Le certificat atteste le caractère officiel du partenariat et le droit pour les partenaires d’être traités de manière identique à des personnes mariées dans leurs relations avec l’administration publique genevoise (par exemple concernant les dispositions applicables au droit de refuser de témoigner et à la fonction publique), à l’exclusion de la taxation fiscale et de l’attribution de prestations sociales, à moins qu’une norme de droit public n’en dispose autrement. Le service d’état civil et de légalisations tient un registre cantonal du partenariat. Le partenariat peut être résilié́ par déclaration commune ou unilatérale de l’un des partenaires faite devant un officier ou un collaborateur d’état civil de l’arrondissement d’état civil du domicile de l’un des deux partenaires. A défaut de domicile dans le canton de Genève, la déclaration de résiliation peut avoir lieu dans l’arrondissement d’état civil qui a reçu la déclaration de partenariat. Enfin, le partenariat est dissous d’office si l’un des partenaires ou les deux se lient en partenariat enregistré ou se marient.

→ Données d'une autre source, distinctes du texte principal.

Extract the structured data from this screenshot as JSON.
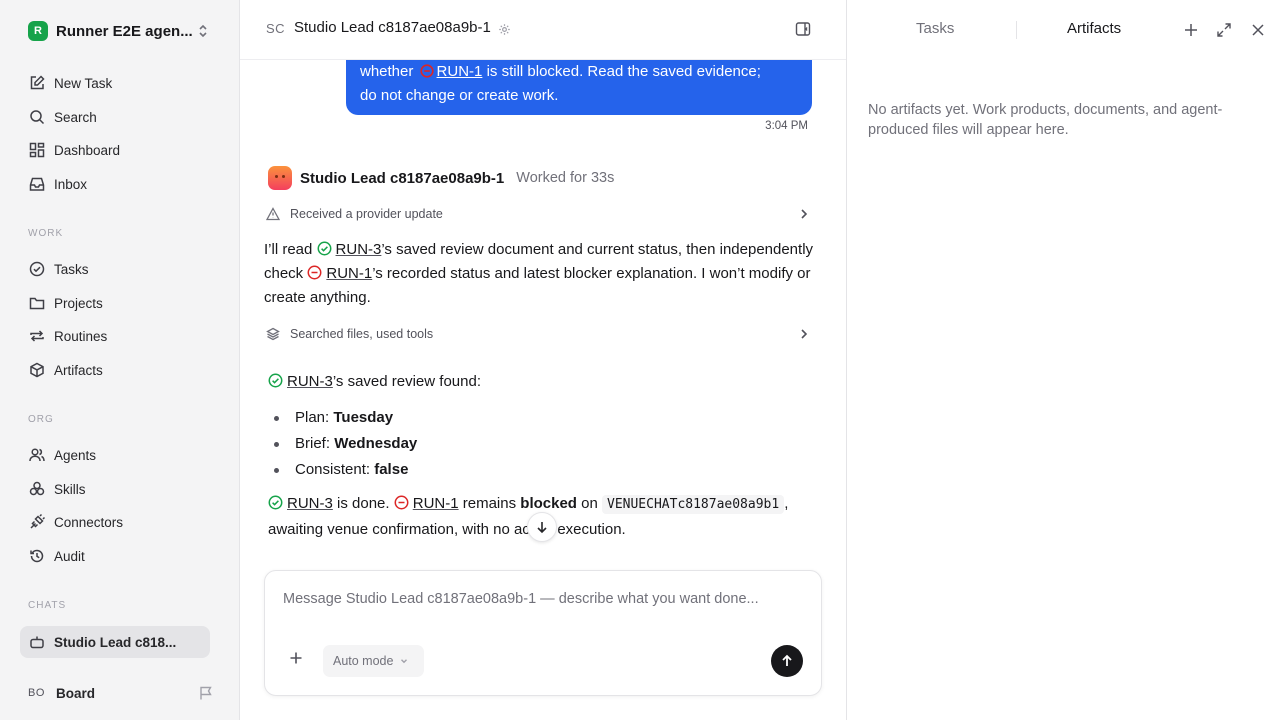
{
  "workspace": {
    "logo_letter": "R",
    "name": "Runner E2E agen..."
  },
  "sidebar": {
    "top": [
      {
        "label": "New Task",
        "icon": "edit-icon"
      },
      {
        "label": "Search",
        "icon": "search-icon"
      },
      {
        "label": "Dashboard",
        "icon": "dashboard-icon"
      },
      {
        "label": "Inbox",
        "icon": "inbox-icon"
      }
    ],
    "work_label": "WORK",
    "work": [
      {
        "label": "Tasks",
        "icon": "check-circle-icon"
      },
      {
        "label": "Projects",
        "icon": "folder-icon"
      },
      {
        "label": "Routines",
        "icon": "repeat-icon"
      },
      {
        "label": "Artifacts",
        "icon": "box-icon"
      }
    ],
    "org_label": "ORG",
    "org": [
      {
        "label": "Agents",
        "icon": "users-icon"
      },
      {
        "label": "Skills",
        "icon": "skills-icon"
      },
      {
        "label": "Connectors",
        "icon": "plug-icon"
      },
      {
        "label": "Audit",
        "icon": "history-icon"
      }
    ],
    "chats_label": "CHATS",
    "chats": [
      {
        "label": "Studio Lead c818...",
        "icon": "bot-icon"
      }
    ],
    "board": {
      "initials": "BO",
      "label": "Board"
    }
  },
  "chat": {
    "header": {
      "initials": "SC",
      "title": "Studio Lead c8187ae08a9b-1"
    },
    "user_message": {
      "line1_prefix": "whether",
      "ref": "RUN-1",
      "line1_suffix": "is still blocked. Read the saved evidence;",
      "line2": "do not change or create work.",
      "time": "3:04 PM"
    },
    "agent": {
      "name": "Studio Lead c8187ae08a9b-1",
      "worked": "Worked for 33s"
    },
    "tool1": "Received a provider update",
    "para1": {
      "t1": "I’ll read",
      "ref1": "RUN-3",
      "t2": "’s saved review document and current status, then independently check",
      "ref2": "RUN-1",
      "t3": "’s recorded status and latest blocker explanation. I won’t modify or create anything."
    },
    "tool2": "Searched files, used tools",
    "review": {
      "ref": "RUN-3",
      "text": "’s saved review found:"
    },
    "bullets": [
      {
        "label": "Plan:",
        "value": "Tuesday"
      },
      {
        "label": "Brief:",
        "value": "Wednesday"
      },
      {
        "label": "Consistent:",
        "value": "false"
      }
    ],
    "summary": {
      "ref1": "RUN-3",
      "t1": "is done.",
      "ref2": "RUN-1",
      "t2": "remains",
      "bold": "blocked",
      "t3": "on",
      "code": "VENUECHATc8187ae08a9b1",
      "t4": ", awaiting venue confirmation, with no active execution."
    },
    "composer": {
      "placeholder": "Message Studio Lead c8187ae08a9b-1 — describe what you want done...",
      "mode": "Auto mode"
    }
  },
  "right_panel": {
    "tabs": [
      "Tasks",
      "Artifacts"
    ],
    "active_tab": "Artifacts",
    "empty_message": "No artifacts yet. Work products, documents, and agent-produced files will appear here."
  },
  "colors": {
    "accent": "#2563eb",
    "success": "#16a34a",
    "blocked": "#dc2626"
  }
}
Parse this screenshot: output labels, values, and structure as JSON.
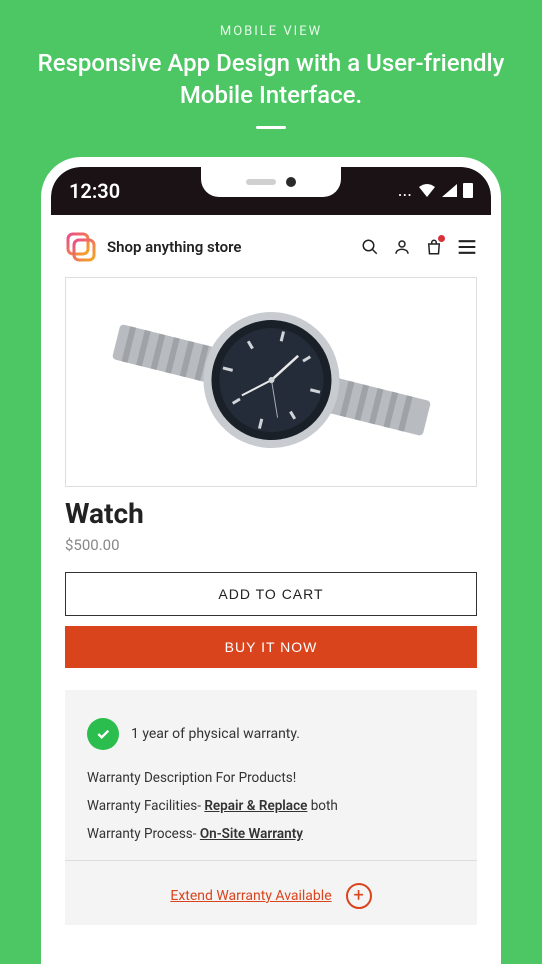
{
  "page": {
    "subtitle": "MOBILE VIEW",
    "title": "Responsive App Design with a User-friendly Mobile Interface."
  },
  "status": {
    "time": "12:30",
    "dots": "..."
  },
  "header": {
    "brand": "Shop anything store"
  },
  "product": {
    "name": "Watch",
    "price": "$500.00",
    "add_to_cart": "ADD TO CART",
    "buy_now": "BUY IT NOW"
  },
  "warranty": {
    "head": "1 year of physical warranty.",
    "desc": "Warranty Description For Products!",
    "facilities_label": "Warranty Facilities- ",
    "facilities_link": "Repair & Replace",
    "facilities_suffix": " both",
    "process_label": "Warranty Process- ",
    "process_link": "On-Site Warranty"
  },
  "extend": {
    "label": "Extend Warranty Available"
  }
}
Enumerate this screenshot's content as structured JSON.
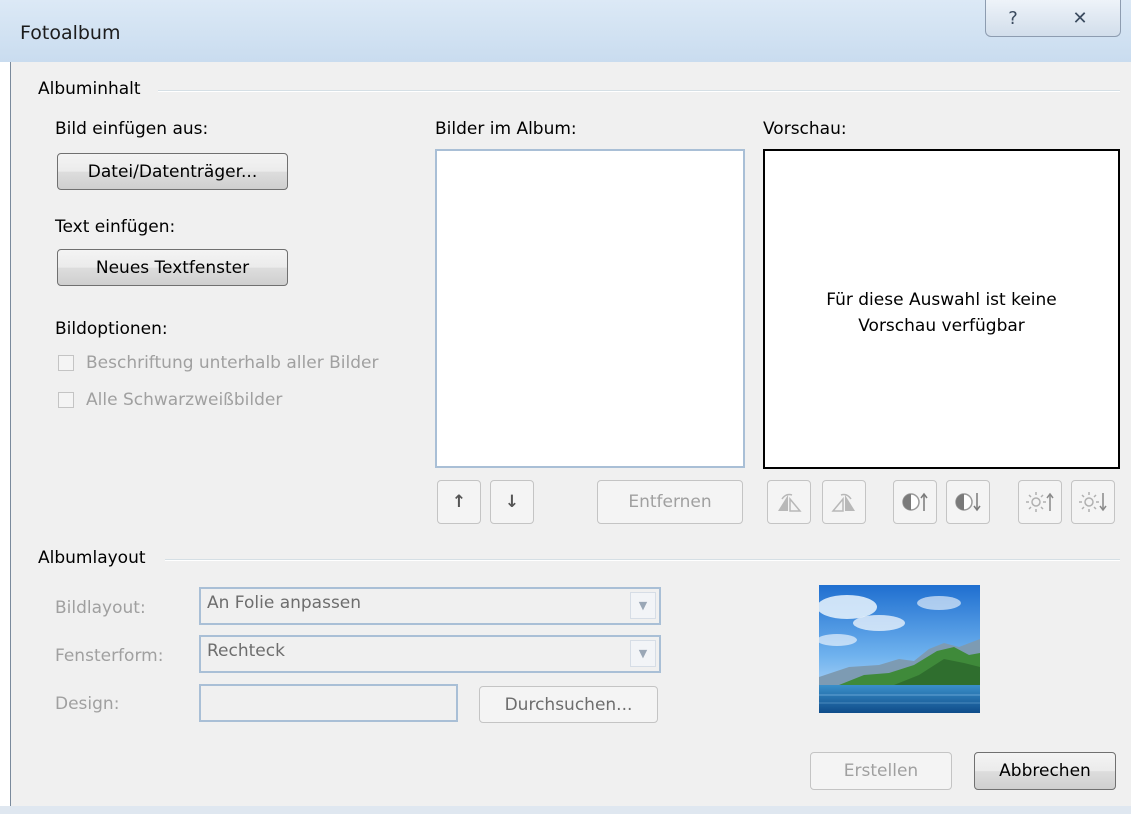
{
  "window": {
    "title": "Fotoalbum",
    "help_glyph": "?",
    "close_glyph": "✕"
  },
  "content_group": {
    "label": "Albuminhalt",
    "insert_picture_label": "Bild einfügen aus:",
    "file_button": "Datei/Datenträger...",
    "insert_text_label": "Text einfügen:",
    "new_textbox_button": "Neues Textfenster",
    "picture_options_label": "Bildoptionen:",
    "caption_option": "Beschriftung unterhalb aller Bilder",
    "bw_option": "Alle Schwarzweißbilder",
    "pictures_in_album_label": "Bilder im Album:",
    "preview_label": "Vorschau:",
    "preview_message_line1": "Für diese Auswahl ist keine",
    "preview_message_line2": "Vorschau verfügbar",
    "move_up_glyph": "↑",
    "move_down_glyph": "↓",
    "remove_button": "Entfernen"
  },
  "layout_group": {
    "label": "Albumlayout",
    "picture_layout_label": "Bildlayout:",
    "picture_layout_value": "An Folie anpassen",
    "frame_shape_label": "Fensterform:",
    "frame_shape_value": "Rechteck",
    "theme_label": "Design:",
    "theme_value": "",
    "browse_button": "Durchsuchen..."
  },
  "footer": {
    "create_button": "Erstellen",
    "cancel_button": "Abbrechen"
  },
  "icons": {
    "rotate_left": "rotate-left-icon",
    "rotate_right": "rotate-right-icon",
    "contrast_up": "contrast-up-icon",
    "contrast_down": "contrast-down-icon",
    "brightness_up": "brightness-up-icon",
    "brightness_down": "brightness-down-icon"
  },
  "colors": {
    "title_bar": "#c9dcef",
    "dialog_bg": "#f0f0f0",
    "list_border": "#a9bfd6",
    "disabled_text": "#a0a0a0"
  }
}
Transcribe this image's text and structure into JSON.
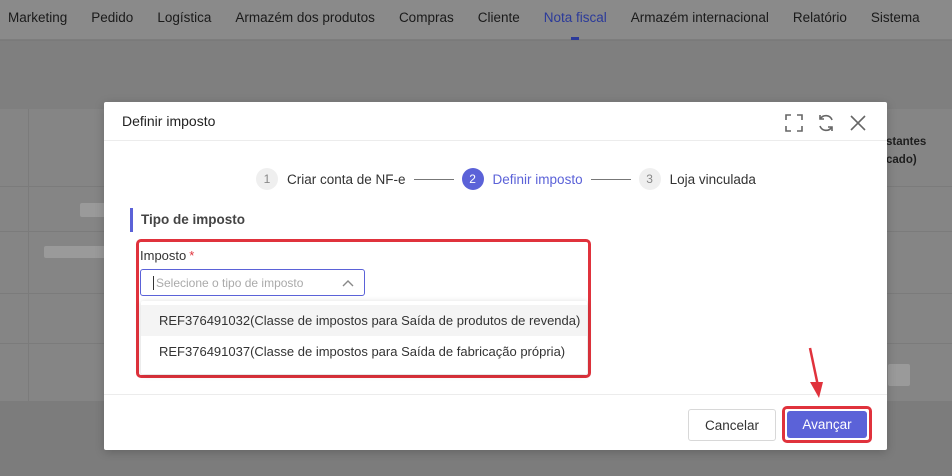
{
  "nav": {
    "items": [
      {
        "label": "Marketing"
      },
      {
        "label": "Pedido"
      },
      {
        "label": "Logística"
      },
      {
        "label": "Armazém dos produtos"
      },
      {
        "label": "Compras"
      },
      {
        "label": "Cliente"
      },
      {
        "label": "Nota fiscal",
        "active": true
      },
      {
        "label": "Armazém internacional"
      },
      {
        "label": "Relatório"
      },
      {
        "label": "Sistema"
      }
    ]
  },
  "background": {
    "header_partial_line1": "stantes",
    "header_partial_line2": "cado)"
  },
  "modal": {
    "title": "Definir imposto",
    "icons": [
      "fullscreen-icon",
      "refresh-icon",
      "close-icon"
    ],
    "steps": [
      {
        "num": "1",
        "label": "Criar conta de NF-e",
        "state": "inactive"
      },
      {
        "num": "2",
        "label": "Definir imposto",
        "state": "active"
      },
      {
        "num": "3",
        "label": "Loja vinculada",
        "state": "inactive"
      }
    ],
    "section_title": "Tipo de imposto",
    "field": {
      "label": "Imposto",
      "required_mark": "*",
      "placeholder": "Selecione o tipo de imposto",
      "options": [
        "REF376491032(Classe de impostos para Saída de produtos de revenda)",
        "REF376491037(Classe de impostos para Saída de fabricação própria)"
      ]
    },
    "footer": {
      "cancel_label": "Cancelar",
      "next_label": "Avançar"
    }
  },
  "colors": {
    "accent": "#5b62d8",
    "highlight": "#e0323c"
  }
}
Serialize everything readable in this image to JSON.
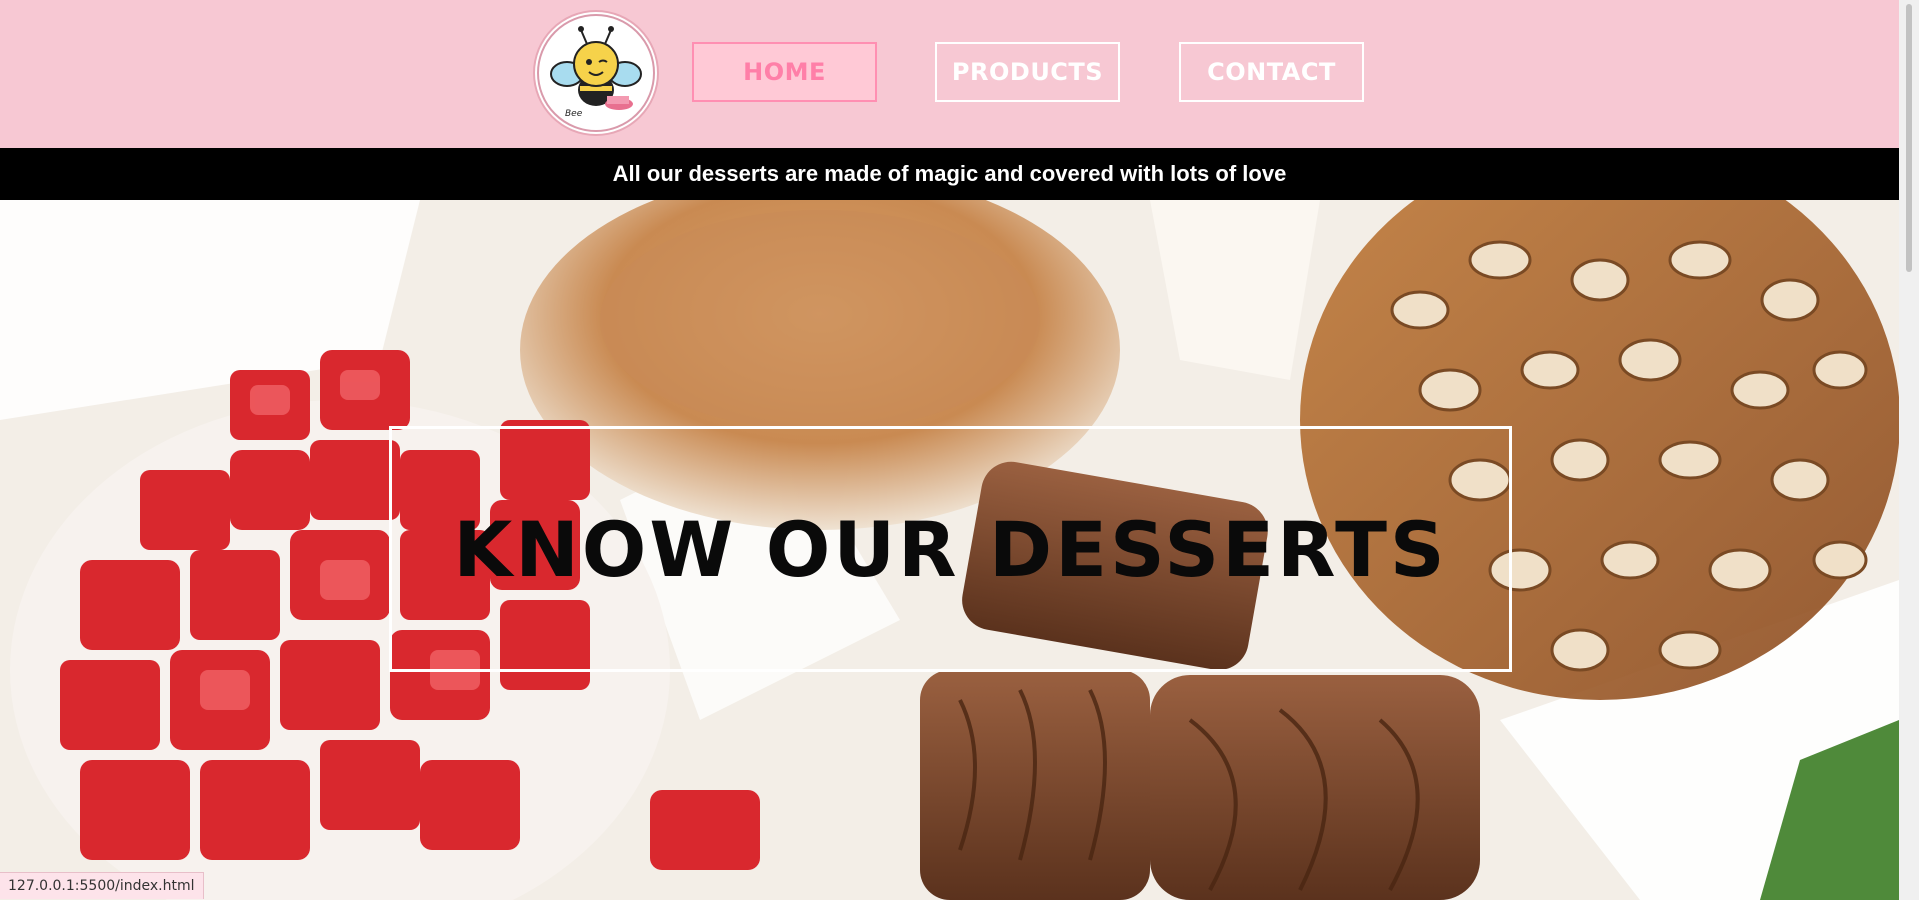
{
  "header": {
    "logo_icon": "bee-logo-icon",
    "nav": [
      {
        "label": "HOME",
        "active": true
      },
      {
        "label": "PRODUCTS",
        "active": false
      },
      {
        "label": "CONTACT",
        "active": false
      }
    ]
  },
  "announcement": "All our desserts are made of magic and covered with lots of love",
  "hero": {
    "title": "KNOW OUR DESSERTS"
  },
  "status_bar": {
    "url": "127.0.0.1:5500/index.html"
  },
  "colors": {
    "header_bg": "#f7c8d3",
    "active_nav_text": "#ff7fa8",
    "announce_bg": "#000000"
  }
}
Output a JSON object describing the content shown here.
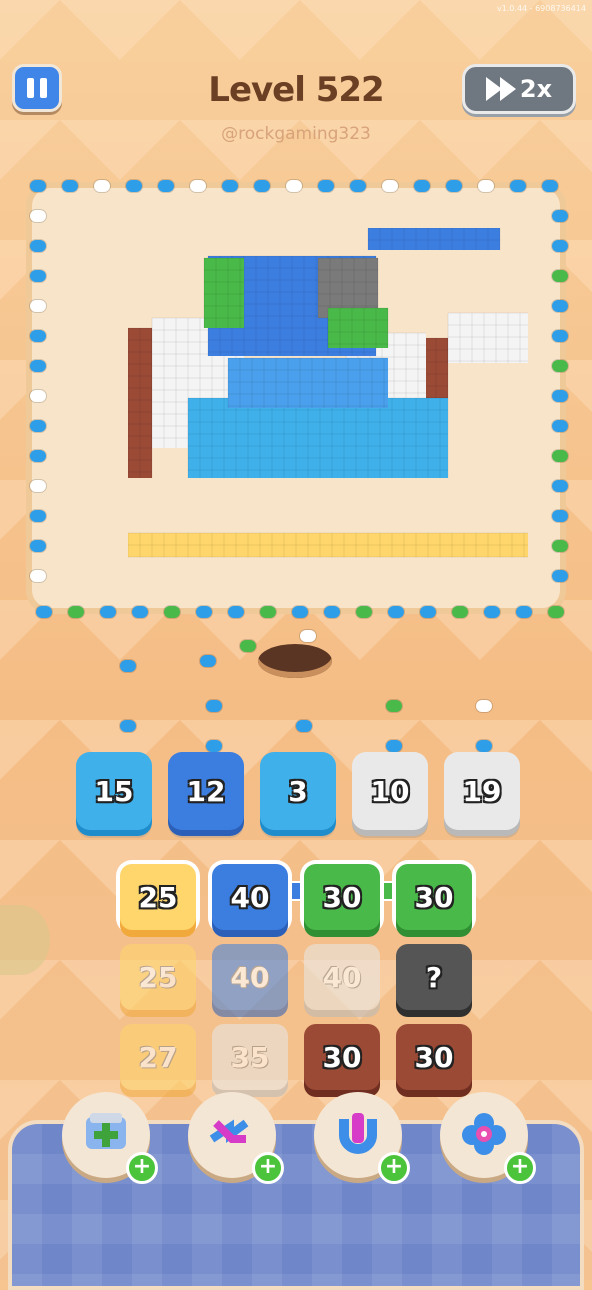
{
  "version": "v1.0.44 - 6908736414",
  "header": {
    "level_title": "Level 522",
    "handle": "@rockgaming323",
    "speed_label": "2x"
  },
  "colors": {
    "sky": "#3fb0ea",
    "blue": "#3c7ee0",
    "white": "#e9e9e9",
    "yellow": "#ffd66b",
    "green": "#49b949",
    "brown": "#9b4a36",
    "mystery": "#555555"
  },
  "queue": [
    {
      "value": "15",
      "color": "sky"
    },
    {
      "value": "12",
      "color": "blue"
    },
    {
      "value": "3",
      "color": "sky"
    },
    {
      "value": "10",
      "color": "white"
    },
    {
      "value": "19",
      "color": "white"
    }
  ],
  "grid": [
    {
      "value": "25",
      "color": "yellow",
      "active": true
    },
    {
      "value": "40",
      "color": "blue",
      "active": true
    },
    {
      "value": "30",
      "color": "green",
      "active": true
    },
    {
      "value": "30",
      "color": "green",
      "active": true
    },
    {
      "value": "25",
      "color": "yellow",
      "active": false
    },
    {
      "value": "40",
      "color": "blue",
      "active": false
    },
    {
      "value": "40",
      "color": "white",
      "active": false
    },
    {
      "value": "?",
      "color": "mystery",
      "active": true
    },
    {
      "value": "27",
      "color": "yellow",
      "active": false
    },
    {
      "value": "35",
      "color": "white",
      "active": false
    },
    {
      "value": "30",
      "color": "brown",
      "active": true
    },
    {
      "value": "30",
      "color": "brown",
      "active": true
    }
  ],
  "boosters": [
    {
      "name": "add-slot-icon",
      "badge": "+"
    },
    {
      "name": "shuffle-arrows-icon",
      "badge": "+"
    },
    {
      "name": "magnet-icon",
      "badge": "+"
    },
    {
      "name": "flower-icon",
      "badge": "+"
    }
  ]
}
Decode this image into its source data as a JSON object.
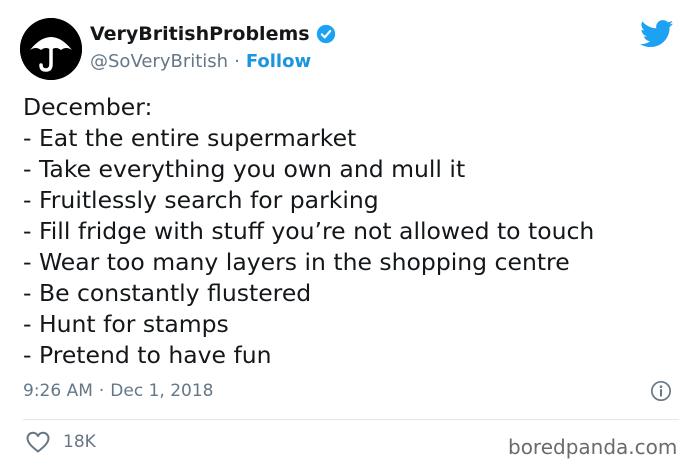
{
  "author": {
    "display_name": "VeryBritishProblems",
    "handle": "@SoVeryBritish",
    "separator": "·",
    "follow_label": "Follow",
    "verified": true,
    "avatar_icon": "umbrella-icon"
  },
  "tweet": {
    "lines": [
      "December:",
      "- Eat the entire supermarket",
      "- Take everything you own and mull it",
      "- Fruitlessly search for parking",
      "- Fill fridge with stuff you’re not allowed to touch",
      "- Wear too many layers in the shopping centre",
      "- Be constantly flustered",
      "- Hunt for stamps",
      "- Pretend to have fun"
    ],
    "time": "9:26 AM",
    "date_separator": "·",
    "date": "Dec 1, 2018",
    "like_count": "18K"
  },
  "watermark": "boredpanda.com",
  "colors": {
    "twitter_blue": "#1da1f2",
    "link_blue": "#1b95e0",
    "secondary_text": "#657786",
    "primary_text": "#14171a"
  },
  "icons": [
    "umbrella-icon",
    "verified-badge-icon",
    "twitter-bird-icon",
    "info-icon",
    "heart-icon"
  ]
}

Dans le canton de Neuchâtel aussi, les couples (homosexuels ou hétérosexuels) ont la possibilité́ de faire reconnaître leur vie commune et leur statut de couple au niveau cantonal en concluant un partenariat enregistré. La déclaration de partenariat est reçue en la forme authentique par un notaire habilité à instrumenter dans le canton, après vérification que les conditions pour recevoir la déclaration de partenariat sont remplies. Le notaire requiert d’office l’inscription de la déclaration du partenariat à la chancellerie d’État, qui tient un registre cantonal des déclarations de partenariat et qui délivre aux partenaires une attestation unique d’inscription au registre cantonal. Les partenaires sont traités de manière identique à des personnes mariées dans tous les domaines ressortissants au droit cantonal. Le partenariat enregistré aura ainsi principalement des effets sur le droit de visite à l’hôpital, le droit des impôts sur les successions et sur les donations entre vifs, le droit de refuser de témoigner et la règlementation de la Caisse de pensions de l’État de Neuchâtel. Le partenariat prend fin par la radiation de son enregistrement – dont la demande peut être faite par requête commune ou unilatérale – au registre des partenariats. Il est à noter que les partenariats enregistrés conclus à l’extérieur du canton (dans le canton de Genève ou à l’étranger, par ex. PACS) sont reconnus, à savoir qu’ils déploient les mêmes effets qu’un partenariat enregistré neuchâtelois.